After forty years as a professor of movement, dance, and theatre education, I have seen the power of community-based practices for students, teachers, parents, and the community-at-large. I have also seen what can happen when a school is geographically isolated from a supportive and active community; a school in which students flounder due to a lack of connection to a community. Teachers can also feel detached in such situations. Schools are dismal places when a sense of isolation takes over.
In a community-based school, the walls between the school and the surrounding area are expanded. Teachers, students, administrators and community members work together for the benefit of the students’ learning.
In Musquodoboit Harbour, you can see how this two-way relationship works in practice.
There are a wide range of resources within walking distance from the ESDH, including the library, the Railway Museum, the Old School, the trail, the hospital, the Birches, the bakery, the bank, the pharmacy, the restaurants/cafes, and other businesses.
Just think about the skills that students at ESDH have developed through and within the community in the recent past: museum studies, baking, nursing, gerontology, art gallery management and display, journalism, literacy education, environmental stewardship, theatre, how to run an arts festival, and more. We all know those who’ve gone on from these community-grounded opportunities to great success at school and at work. =
Educational quality matters to communities. Villages around the globe will proudly praise the local school as an asset and source of pride, and a school is often the first building a community develops.

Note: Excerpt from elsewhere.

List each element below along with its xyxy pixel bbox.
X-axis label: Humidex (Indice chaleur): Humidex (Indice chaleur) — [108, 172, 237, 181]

But schools are more than buildings for teaching children; they are community centres, local performance spaces, meeting spaces. Communities are more than locations for schools: they are sources of knowledgeable and skilled adults who are purveyors of after-school courses, in-school guests, coaches. The nearby facilities are extensions of the school itself (community libraries and arts and cultural institutions and spaces), jobs and internships.
We all know those moments when we can feel the power of community-based schools. It’s the school play, where proud community members applaud the talent of the young people. It’s Friday at the library, where students come to sample a new dish, or teachers drop in to pick some food up to share with a needy student. It’s the community space where a student tutors a new immigrant or takes a fitness class. It’s the science fair, the art show in a local gallery, the soccer team practicing and getting pointers from a former pro, the conversation in the local café about an upcoming event. It’s the prom parade and graduation, when the students are cheered on by the whole community and sent off into the world with all the support and belief in themselves a village can generate.
ESDH has been that school in the past, and can be again, for all of the teachers and students along the Shore.
Full disclosure: Karen Bradley is a retired professor and is married to the editor of the Cooperator, but does not always agree with him, nor he with her.